Lawns are terrible and ugly. Turf grasses are the most heavily irrigated crop in America. Not corn or wheat. Grass. We are so accustomed to the constant assault on the eyes that is suburban sprawl and the massive lawns that proliferate with it, that many of us barely even notice they are there. Just a thing that exists, like trees in the forest or clouds in the sky. But it didn’t have to be this way and we don’t need to continue this way.
We waste so much water and use so many chemicals to maintain these generic green seas of turf that destroy local biodiversity. Lawnmowers run on gasoline and pollute the air around them. Not to mention the 17 million gallons of gas spilled by people filling up their equipment and the tens of millions of pounds of chemical fertilizers we use on our lawns every year. All this chemical runoff seeps into the ground and into our water.
These areas with just one type of grass and little to no other flowering plants have almost no pollen and nectar for bees and other insects. While non-native weeds like dandelions and clovers do provide some pollination opportunities, they are not enough and it causes our spaces to look more like ecological deserts.
A total 2% of land in the continental United States is irrigated lawns.
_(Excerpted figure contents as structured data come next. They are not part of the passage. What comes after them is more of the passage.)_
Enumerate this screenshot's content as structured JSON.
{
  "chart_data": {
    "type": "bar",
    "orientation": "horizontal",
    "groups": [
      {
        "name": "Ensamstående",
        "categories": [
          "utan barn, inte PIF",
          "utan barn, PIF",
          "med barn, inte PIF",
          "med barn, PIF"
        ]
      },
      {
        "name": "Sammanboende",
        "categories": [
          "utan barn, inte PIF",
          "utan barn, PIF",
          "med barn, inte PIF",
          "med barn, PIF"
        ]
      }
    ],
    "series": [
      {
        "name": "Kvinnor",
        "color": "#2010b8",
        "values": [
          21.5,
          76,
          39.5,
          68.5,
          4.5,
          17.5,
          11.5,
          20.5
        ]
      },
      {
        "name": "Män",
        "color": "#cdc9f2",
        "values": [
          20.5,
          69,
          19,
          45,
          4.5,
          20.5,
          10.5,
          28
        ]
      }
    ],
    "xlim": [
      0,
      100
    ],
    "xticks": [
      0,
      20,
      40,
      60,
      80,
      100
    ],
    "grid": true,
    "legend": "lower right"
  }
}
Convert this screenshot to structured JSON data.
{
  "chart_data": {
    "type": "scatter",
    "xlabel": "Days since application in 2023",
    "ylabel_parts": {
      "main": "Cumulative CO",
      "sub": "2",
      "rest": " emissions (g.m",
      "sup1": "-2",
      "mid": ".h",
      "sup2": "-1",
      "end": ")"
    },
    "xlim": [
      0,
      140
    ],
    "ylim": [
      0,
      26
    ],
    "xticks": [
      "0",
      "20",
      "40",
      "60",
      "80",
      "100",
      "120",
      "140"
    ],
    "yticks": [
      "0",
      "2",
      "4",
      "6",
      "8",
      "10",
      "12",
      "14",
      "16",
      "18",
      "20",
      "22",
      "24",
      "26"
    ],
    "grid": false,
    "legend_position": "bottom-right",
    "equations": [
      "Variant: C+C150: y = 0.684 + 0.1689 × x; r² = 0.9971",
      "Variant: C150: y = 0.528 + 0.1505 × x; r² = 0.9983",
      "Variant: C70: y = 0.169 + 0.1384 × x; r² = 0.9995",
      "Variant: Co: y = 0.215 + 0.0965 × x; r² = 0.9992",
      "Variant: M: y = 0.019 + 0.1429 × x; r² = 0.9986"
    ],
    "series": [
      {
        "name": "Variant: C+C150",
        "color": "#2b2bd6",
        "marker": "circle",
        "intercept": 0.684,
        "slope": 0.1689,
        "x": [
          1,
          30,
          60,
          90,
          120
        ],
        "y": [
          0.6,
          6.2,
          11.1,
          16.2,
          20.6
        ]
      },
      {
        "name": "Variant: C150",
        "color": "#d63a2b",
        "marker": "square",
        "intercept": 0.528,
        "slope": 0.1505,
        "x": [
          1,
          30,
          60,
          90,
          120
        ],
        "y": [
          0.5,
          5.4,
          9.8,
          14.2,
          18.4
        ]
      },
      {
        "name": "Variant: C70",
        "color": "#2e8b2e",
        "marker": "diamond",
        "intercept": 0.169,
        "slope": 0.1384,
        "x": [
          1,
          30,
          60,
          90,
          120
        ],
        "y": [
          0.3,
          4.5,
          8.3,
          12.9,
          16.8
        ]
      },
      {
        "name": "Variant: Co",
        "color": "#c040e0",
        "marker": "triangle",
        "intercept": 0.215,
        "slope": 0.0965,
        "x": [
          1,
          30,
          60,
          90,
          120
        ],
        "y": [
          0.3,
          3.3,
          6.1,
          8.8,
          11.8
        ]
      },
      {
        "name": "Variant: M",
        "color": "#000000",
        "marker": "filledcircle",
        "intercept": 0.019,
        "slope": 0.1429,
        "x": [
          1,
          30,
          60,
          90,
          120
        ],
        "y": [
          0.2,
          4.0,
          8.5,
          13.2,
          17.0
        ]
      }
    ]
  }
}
We can do better to craft our spaces in a way that benefits ourselves, our eyes, and our ecosystems. One easy tip is to just be a lazy lawnmower. Letting your lawn grow out a little bit instead of consistently cutting it back can help to increase the diversity and amount of insects. Another is to allocate less space to turf grasses and more spaces to native grasses and gardens. Native grasses attract native insects and promote biodiversity instead of destroying it.
Growing a garden allocates space for an ultimately useful endeavor: growing food. Growing a garden is also a great way to feel closer to the earth and space you inhabit. There is a beautiful thing about growing your own food from the ground. And the water and energy that goes into cultivating that isn’t wasted on a big ugly sea of green that looks like every other overdone lawn.
We live in a culture that idealizes and romanticizes the notion of the individualism inherent to owning your own house and your own space. But we build these hideous communities of generic houses with generic lawns that waste water, kill biodiversity, and serve no purpose other than to demonstrate the excess of a culture that thinks its aesthetics are more important than the health of its home.